Nicolas Feuillatte is unique among major Champagne houses for its youth—it was created in 1976 by the eponymous Mr. Feuillatte, a coffee baron, bon vivant and international socialite. Ten years later, the brand was sold to the growers, headquartered at the Centre Vinicole outside Epernay. In a very short time, it has become the best-selling Champagne in France. The Champagne house celebrated its 35th birthday a few weeks ago with a grand bash held at the Maison de l’Architecture, opposite the Gare de l’Est. Built in 1603, the ancient stones and collonades of the building once housed a Franciscan order and a hospital before becoming a center of cultural expression.

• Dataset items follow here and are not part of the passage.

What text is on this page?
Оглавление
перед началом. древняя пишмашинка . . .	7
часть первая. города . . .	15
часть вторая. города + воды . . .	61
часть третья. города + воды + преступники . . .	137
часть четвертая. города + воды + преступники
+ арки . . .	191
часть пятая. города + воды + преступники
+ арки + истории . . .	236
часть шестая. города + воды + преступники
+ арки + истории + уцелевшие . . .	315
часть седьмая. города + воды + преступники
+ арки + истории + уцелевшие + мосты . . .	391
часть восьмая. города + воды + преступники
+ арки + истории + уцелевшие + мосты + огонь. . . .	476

The evening began with an apéritif at the Espace Nicolas Feuillatte, a boutique nestled among the couture shops of the rue du Faubourg St-Honoré. We sipped glasses of the special 35th anniverary cuvée (a bright, crisp five year-old Brut) and flutes of the 2002 Blanc de Blancs (full-bodied and distinctive, with flavors of citrus and green apple) while nibbling on the incomparable macaroons from Ladurée and chatting with artist Julien Taylor. Taylor is Feuillatte’s artist of the year, the creator of a montage of more than 300 photographs celebrating Champagne and the good life.
Back at the Maison de l’Architecture, the interior of the ancient building was decked out to resemble a living replica of Taylor’s montage—the floors were strewn with confetti, the walls were dotted with buffets and bars, and the rooms buzzed with personalities from the world of French art and film. Upwards of 500 guests circulated around the two floors, consuming glasses of NV Brut and Rosé faster than the bartenders could pour them. In one corner of the room sat Nicolas Feuillatte himself—still vibrant at 85, surrounded by food, beautiful women, music, dancing and all the hallmarks of the lifestyle he was instrumental in creating.